Western War Doctrines
War of Annihilation
Maneuver & Interior Lines
The IDF's Tal, Yoffe, and Sharon armored divisions shattered Egyptian defensive lines in Sinai through a three-axis parallel advance reminiscent of German Blitzkrieg doctrine; interior lines advantage enabled successful force redeployment between three fronts.
Psychological Warfare & Morale
On the Israeli side, the 'backs to the sea, existential war' perception elevated unit cohesion to its peak; among Arab troops, the command vacuum during the Sinai withdrawal triggered panic and desertion waves.
Firepower & Shock Effect
The destruction of 183 Arab aircraft in the first wave of Operation Focus created strategic shock effect; artillery-air support coordination accelerated the psychological collapse of Arab armored units.

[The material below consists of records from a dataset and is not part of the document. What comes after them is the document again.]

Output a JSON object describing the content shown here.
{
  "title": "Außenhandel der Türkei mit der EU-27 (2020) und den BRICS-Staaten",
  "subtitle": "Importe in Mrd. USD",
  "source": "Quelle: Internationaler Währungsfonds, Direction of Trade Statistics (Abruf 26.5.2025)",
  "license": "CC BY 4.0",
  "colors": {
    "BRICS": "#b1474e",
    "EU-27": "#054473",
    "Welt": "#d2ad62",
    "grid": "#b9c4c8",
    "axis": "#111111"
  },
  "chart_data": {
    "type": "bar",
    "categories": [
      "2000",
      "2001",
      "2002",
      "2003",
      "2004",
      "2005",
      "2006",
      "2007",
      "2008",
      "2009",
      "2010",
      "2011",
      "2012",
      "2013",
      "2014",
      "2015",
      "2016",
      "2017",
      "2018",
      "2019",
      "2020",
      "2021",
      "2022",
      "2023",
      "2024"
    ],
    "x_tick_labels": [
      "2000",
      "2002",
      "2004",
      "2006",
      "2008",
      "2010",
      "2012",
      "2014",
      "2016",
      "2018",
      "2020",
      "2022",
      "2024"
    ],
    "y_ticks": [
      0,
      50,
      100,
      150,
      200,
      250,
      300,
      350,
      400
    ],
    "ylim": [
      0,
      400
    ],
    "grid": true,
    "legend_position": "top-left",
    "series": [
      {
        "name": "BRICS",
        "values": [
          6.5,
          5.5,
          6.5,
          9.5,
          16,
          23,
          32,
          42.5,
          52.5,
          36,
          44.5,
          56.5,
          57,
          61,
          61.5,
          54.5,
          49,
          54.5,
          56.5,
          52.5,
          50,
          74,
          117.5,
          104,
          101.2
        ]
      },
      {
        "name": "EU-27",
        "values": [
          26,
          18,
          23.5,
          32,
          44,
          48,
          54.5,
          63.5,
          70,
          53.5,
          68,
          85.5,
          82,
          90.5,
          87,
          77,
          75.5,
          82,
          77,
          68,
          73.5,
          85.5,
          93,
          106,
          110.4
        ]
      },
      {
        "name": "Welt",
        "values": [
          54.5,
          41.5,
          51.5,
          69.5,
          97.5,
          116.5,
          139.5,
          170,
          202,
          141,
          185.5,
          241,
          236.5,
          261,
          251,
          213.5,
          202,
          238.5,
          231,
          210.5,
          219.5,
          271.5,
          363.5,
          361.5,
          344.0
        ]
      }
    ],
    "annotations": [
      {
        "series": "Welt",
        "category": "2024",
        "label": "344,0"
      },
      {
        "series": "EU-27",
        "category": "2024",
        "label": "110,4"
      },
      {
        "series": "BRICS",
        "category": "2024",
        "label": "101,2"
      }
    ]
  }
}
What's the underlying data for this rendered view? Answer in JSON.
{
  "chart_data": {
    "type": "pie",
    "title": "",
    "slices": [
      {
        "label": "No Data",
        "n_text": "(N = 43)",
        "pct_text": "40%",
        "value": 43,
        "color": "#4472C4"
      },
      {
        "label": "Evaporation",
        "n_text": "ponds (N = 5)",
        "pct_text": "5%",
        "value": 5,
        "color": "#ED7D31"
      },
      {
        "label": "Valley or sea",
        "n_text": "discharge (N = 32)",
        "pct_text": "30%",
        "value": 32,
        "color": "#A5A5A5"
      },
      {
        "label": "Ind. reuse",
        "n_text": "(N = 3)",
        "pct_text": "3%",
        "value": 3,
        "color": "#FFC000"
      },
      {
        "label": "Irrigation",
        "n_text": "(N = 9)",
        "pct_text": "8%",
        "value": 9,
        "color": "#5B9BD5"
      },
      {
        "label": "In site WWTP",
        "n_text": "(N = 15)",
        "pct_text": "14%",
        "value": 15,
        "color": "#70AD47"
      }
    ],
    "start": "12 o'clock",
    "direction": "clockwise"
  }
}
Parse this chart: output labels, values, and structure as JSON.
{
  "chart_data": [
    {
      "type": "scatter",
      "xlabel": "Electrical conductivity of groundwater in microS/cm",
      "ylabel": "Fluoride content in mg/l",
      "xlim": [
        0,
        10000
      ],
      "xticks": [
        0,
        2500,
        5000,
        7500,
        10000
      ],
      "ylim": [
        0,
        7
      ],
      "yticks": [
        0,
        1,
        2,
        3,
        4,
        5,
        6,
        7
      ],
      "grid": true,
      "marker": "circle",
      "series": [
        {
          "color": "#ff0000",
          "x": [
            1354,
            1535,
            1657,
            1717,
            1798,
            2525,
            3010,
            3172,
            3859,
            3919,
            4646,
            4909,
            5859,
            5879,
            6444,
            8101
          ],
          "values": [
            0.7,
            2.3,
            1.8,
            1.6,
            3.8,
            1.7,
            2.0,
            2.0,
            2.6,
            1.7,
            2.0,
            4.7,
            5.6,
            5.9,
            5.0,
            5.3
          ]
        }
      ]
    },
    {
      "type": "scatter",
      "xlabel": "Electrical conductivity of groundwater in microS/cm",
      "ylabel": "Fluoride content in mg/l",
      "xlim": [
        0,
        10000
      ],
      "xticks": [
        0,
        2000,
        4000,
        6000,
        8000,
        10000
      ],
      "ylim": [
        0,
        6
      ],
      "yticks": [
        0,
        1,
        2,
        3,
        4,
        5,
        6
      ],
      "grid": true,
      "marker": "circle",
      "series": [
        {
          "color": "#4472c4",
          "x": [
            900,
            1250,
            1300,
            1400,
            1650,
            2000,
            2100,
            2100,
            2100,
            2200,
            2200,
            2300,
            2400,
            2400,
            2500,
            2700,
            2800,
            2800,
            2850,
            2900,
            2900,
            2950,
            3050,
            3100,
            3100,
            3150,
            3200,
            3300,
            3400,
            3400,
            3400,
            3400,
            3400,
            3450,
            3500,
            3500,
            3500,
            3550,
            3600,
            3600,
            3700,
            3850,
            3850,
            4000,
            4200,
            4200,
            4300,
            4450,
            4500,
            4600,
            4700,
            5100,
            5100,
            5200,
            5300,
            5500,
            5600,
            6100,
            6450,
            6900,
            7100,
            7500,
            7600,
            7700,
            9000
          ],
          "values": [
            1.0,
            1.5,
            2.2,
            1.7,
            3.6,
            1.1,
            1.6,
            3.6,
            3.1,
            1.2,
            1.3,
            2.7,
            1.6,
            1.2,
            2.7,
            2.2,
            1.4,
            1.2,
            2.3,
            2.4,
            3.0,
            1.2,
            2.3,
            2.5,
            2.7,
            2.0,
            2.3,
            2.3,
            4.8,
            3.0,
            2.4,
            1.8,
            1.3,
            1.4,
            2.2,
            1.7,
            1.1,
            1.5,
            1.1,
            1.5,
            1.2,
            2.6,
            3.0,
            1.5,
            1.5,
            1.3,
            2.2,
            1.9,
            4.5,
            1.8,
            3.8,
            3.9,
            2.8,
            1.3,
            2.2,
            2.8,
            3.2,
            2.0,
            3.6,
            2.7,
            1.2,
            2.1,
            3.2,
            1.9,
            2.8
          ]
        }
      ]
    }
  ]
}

Adaptive Staff Rationalism
Center of Gravity · Intelligence · Dynamism
Center of Gravity
The Israeli Command correctly identified the Egyptian Air Force as the center of gravity of the Arab coalition and concentrated all striking power on this node via Operation Focus; the Arab side failed to identify a center of gravity and dispersed forces across three fronts.
Deception & Intelligence
Israel applied strategic deception by granting leave to reserve units before the attack date and sending 'peaceful resolution' signals through media; Mirage jets evaded the Egyptian early warning system by looping from the Mediterranean south-to-north below radar.
Asymmetric Flexibility
The IDF dynamically expanded the operational plan based on first 24-hour success; initially targeting only Sinai, it added the West Bank after Jordanian entry, then the Golan Heights as operational objectives. The Arab side remained locked in static defense doctrine.
Section I
Staff Analysis
At the onset of the campaign, the Arab coalition nominally held superiority with 465,000 personnel, 2,880 tanks, and 810 aircraft against the IDF's 264,000 personnel, 800 tanks, and 300 aircraft. However, the IDF's centralized yet flexible command structure, superior pilot training, and Mossad-AMAN intelligence synchronization reversed this numerical balance through force multipliers. The interior lines advantage enabled the IDF to rapidly shift forces between three fronts. The Arab coalition failed to synchronize Egyptian, Syrian, and Jordanian fronts due to the absence of a unified command.
Section II
Strategic Critique
Field Marshal Amer's contradictory withdrawal orders issued to Sinai divisions at 09:00 on 5 June led to the encirclement of the entire Egyptian 4th Armored Division at the Mitla Pass—one of the heaviest C2 collapses in modern military history. King Hussein's decision to enter the conflict based on Nasser's fictitious air superiority claims proved the critical error that cost Jordan the West Bank. On the Israeli side, compressing the Golan offensive into the final 24 hours before the ceasefire carried tactical risk, though the strategic high ground gained justified this gamble.